Through both of these tests, the team found evidence that two types of rice harvesting methods were used: the finger-knife and sickle harvesting techniques. Both methods are still used to harvest rice in Asia today.
In the finger-knife method, the panicles located at the top of the rice plant are reaped. The stone flakes from the early phase (10,000 – 8,200 BCE) showed that this method was the primary way to harvest the rice. The tools used here had grooves that were mainly perpendicular or diagonal to the edge of the stone flake. The team said this is evidence of a cutting or scraping motion and the flakes had phytoliths from seeds or rice husks, which indicates that the rice was harvested from the top of the rice plant.
“A rice plant contains numerous panicles that mature at different times, so the finger-knife harvesting technique is especially useful when rice domestication was in the early stage,” said Wang.
Sickle harvesting uses the lower part of the plant.
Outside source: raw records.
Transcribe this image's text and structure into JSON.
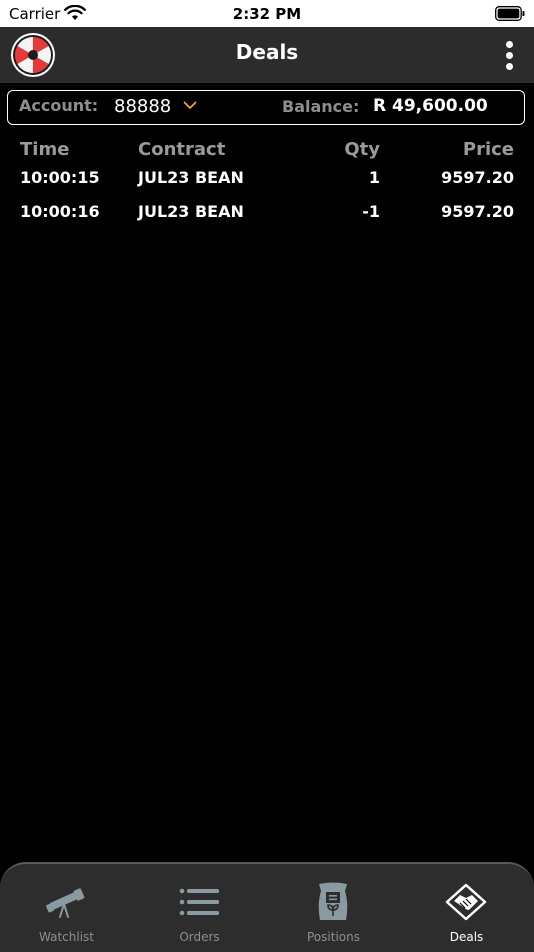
{
  "status_bar": {
    "carrier": "Carrier",
    "time": "2:32 PM"
  },
  "nav": {
    "title": "Deals"
  },
  "account_bar": {
    "account_label": "Account:",
    "account_value": "88888",
    "balance_label": "Balance:",
    "balance_value": "R 49,600.00"
  },
  "table": {
    "columns": [
      "Time",
      "Contract",
      "Qty",
      "Price"
    ],
    "rows": [
      {
        "time": "10:00:15",
        "contract": "JUL23 BEAN",
        "qty": "1",
        "price": "9597.20"
      },
      {
        "time": "10:00:16",
        "contract": "JUL23 BEAN",
        "qty": "-1",
        "price": "9597.20"
      }
    ]
  },
  "tabs": [
    {
      "label": "Watchlist",
      "icon": "telescope-icon"
    },
    {
      "label": "Orders",
      "icon": "list-icon"
    },
    {
      "label": "Positions",
      "icon": "grain-sack-icon"
    },
    {
      "label": "Deals",
      "icon": "handshake-icon",
      "active": true
    }
  ],
  "colors": {
    "background": "#000000",
    "nav_background": "#2c2c2c",
    "accent_chevron": "#f2a23a",
    "logo_red": "#e63a3a",
    "muted_text": "#8e8e8e"
  }
}
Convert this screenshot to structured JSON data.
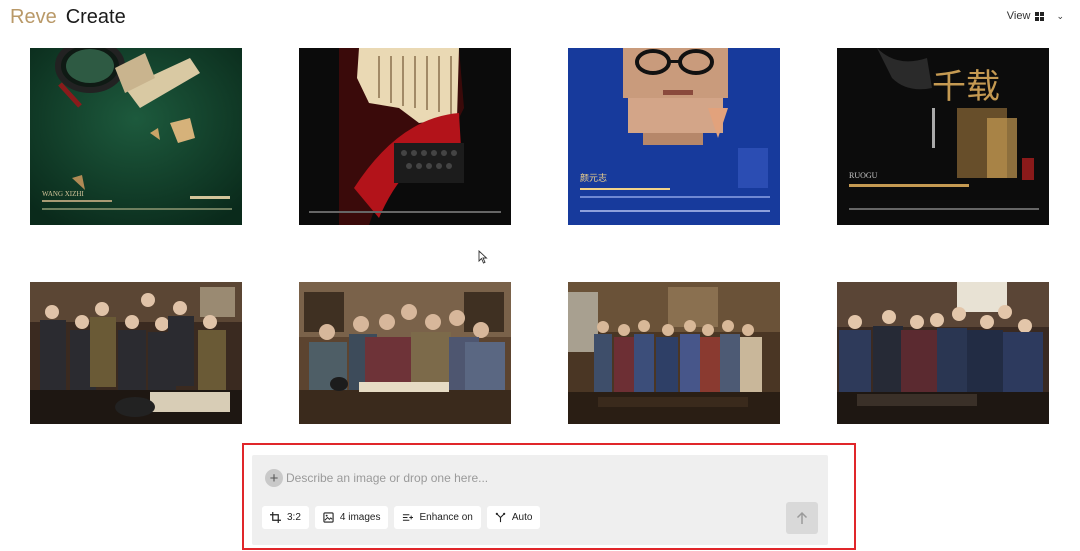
{
  "header": {
    "brand": "Reve",
    "section": "Create",
    "view_label": "View"
  },
  "gallery": {
    "items": [
      {
        "name": "thumbnail-1",
        "poster_text": "WANG XIZHI"
      },
      {
        "name": "thumbnail-2"
      },
      {
        "name": "thumbnail-3",
        "poster_text": "颜元志"
      },
      {
        "name": "thumbnail-4",
        "poster_text": "千载",
        "poster_subtext": "RUOGU"
      },
      {
        "name": "thumbnail-5"
      },
      {
        "name": "thumbnail-6"
      },
      {
        "name": "thumbnail-7"
      },
      {
        "name": "thumbnail-8"
      }
    ]
  },
  "composer": {
    "placeholder": "Describe an image or drop one here...",
    "chips": {
      "aspect": "3:2",
      "count": "4 images",
      "enhance": "Enhance on",
      "model": "Auto"
    }
  },
  "colors": {
    "brand": "#b99968",
    "highlight": "#e0262a",
    "composer_bg": "#efefef"
  }
}
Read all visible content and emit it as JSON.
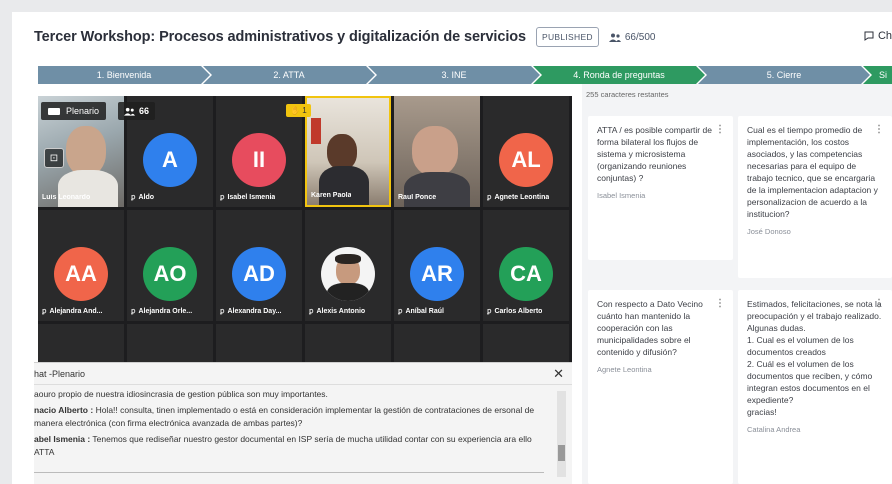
{
  "header": {
    "title": "Tercer Workshop: Procesos administrativos y digitalización de servicios",
    "status": "PUBLISHED",
    "participants": "66/500",
    "chat_link": "Ch"
  },
  "stages": [
    {
      "label": "1. Bienvenida"
    },
    {
      "label": "2. ATTA"
    },
    {
      "label": "3. INE"
    },
    {
      "label": "4. Ronda de preguntas"
    },
    {
      "label": "5. Cierre"
    },
    {
      "label": "Si"
    }
  ],
  "video": {
    "room_label": "Plenario",
    "count": "66",
    "hand": "1",
    "tiles": [
      {
        "name": "Luis Leonardo",
        "type": "cam",
        "muted": false
      },
      {
        "name": "Aldo",
        "initials": "A",
        "color": "#2f80ed",
        "muted": true
      },
      {
        "name": "Isabel Ismenia",
        "initials": "II",
        "color": "#e74c5e",
        "muted": true
      },
      {
        "name": "Karen Paola",
        "type": "cam",
        "muted": false
      },
      {
        "name": "Raul Ponce",
        "type": "cam",
        "muted": false
      },
      {
        "name": "Agnete Leontina",
        "initials": "AL",
        "color": "#f0654a",
        "muted": true
      },
      {
        "name": "Alejandra And...",
        "initials": "AA",
        "color": "#f0654a",
        "muted": true
      },
      {
        "name": "Alejandra Orle...",
        "initials": "AO",
        "color": "#23a058",
        "muted": true
      },
      {
        "name": "Alexandra Day...",
        "initials": "AD",
        "color": "#2f80ed",
        "muted": true
      },
      {
        "name": "Alexis Antonio",
        "type": "photo",
        "muted": true
      },
      {
        "name": "Aníbal Raúl",
        "initials": "AR",
        "color": "#2f80ed",
        "muted": true
      },
      {
        "name": "Carlos Alberto",
        "initials": "CA",
        "color": "#23a058",
        "muted": true
      }
    ]
  },
  "chat": {
    "title": "hat -Plenario",
    "close": "✕",
    "messages": [
      {
        "author": "",
        "text": "aouro propio de nuestra idiosincrasia de gestion pública son muy importantes."
      },
      {
        "author": "nacio Alberto :",
        "text": " Hola!! consulta, tinen implementado o está en consideración implementar la gestión de contrataciones de ersonal de manera electrónica (con firma electrónica avanzada de ambas partes)?"
      },
      {
        "author": "abel Ismenia :",
        "text": " Tenemos que rediseñar nuestro gestor documental en ISP sería de mucha utilidad contar con su experiencia ara ello ATTA"
      }
    ]
  },
  "qa": {
    "remaining": "255 caracteres restantes",
    "cards": [
      {
        "text": "ATTA / es posible compartir de forma bilateral los flujos de sistema y microsistema (organizando reuniones conjuntas) ?",
        "author": "Isabel Ismenia"
      },
      {
        "text": "Cual es el tiempo promedio de implementación, los costos asociados, y las competencias necesarias para el equipo de trabajo tecnico, que se encargaria de la implementacion adaptacion y personalizacion de acuerdo a la institucion?",
        "author": "José Donoso"
      },
      {
        "text": "Con respecto a Dato Vecino cuánto han mantenido la cooperación con las municipalidades sobre el contenido y difusión?",
        "author": "Agnete Leontina"
      },
      {
        "text": "Estimados, felicitaciones, se nota la preocupación y el trabajo realizado. Algunas dudas.\n1. Cual es el volumen de los documentos creados\n2. Cuál es el volumen de los documentos que reciben, y cómo integran estos documentos en el expediente?\ngracias!",
        "author": "Catalina Andrea"
      }
    ]
  },
  "colors": {
    "stage": "#6f8fa6",
    "stage_active": "#2e9a61"
  }
}
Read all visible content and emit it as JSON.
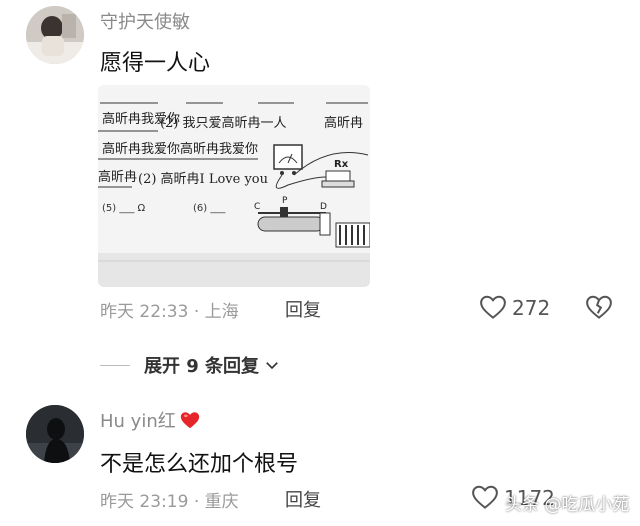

The stone flakes from the later phase (8,000 – 7,000 BCE) had more evidence of this method. The tools from this era had grooves that were predominantly parallel to the tool’s edge, which means that slicing motion had likely been used.
“Sickle harvesting was more widely used when rice became more domesticated, and more ripe seeds stayed on the plant,” said Wang. “Since you are harvesting the entire plant at the same time, the rice leaves and stems could also be used for fuel, building materials, and other purposes, making this a much more effective harvesting method. Both harvesting methods would have reduced seed shattering. That’s why we think rice domestication was driven by human unconscious selection.”
Additional research on these tools is needed to further evaluate plant harvesting techniques, how blades were attached to tools, and the intensity of rice cultivation during later stages of agricultural transition after 7,000 BCE.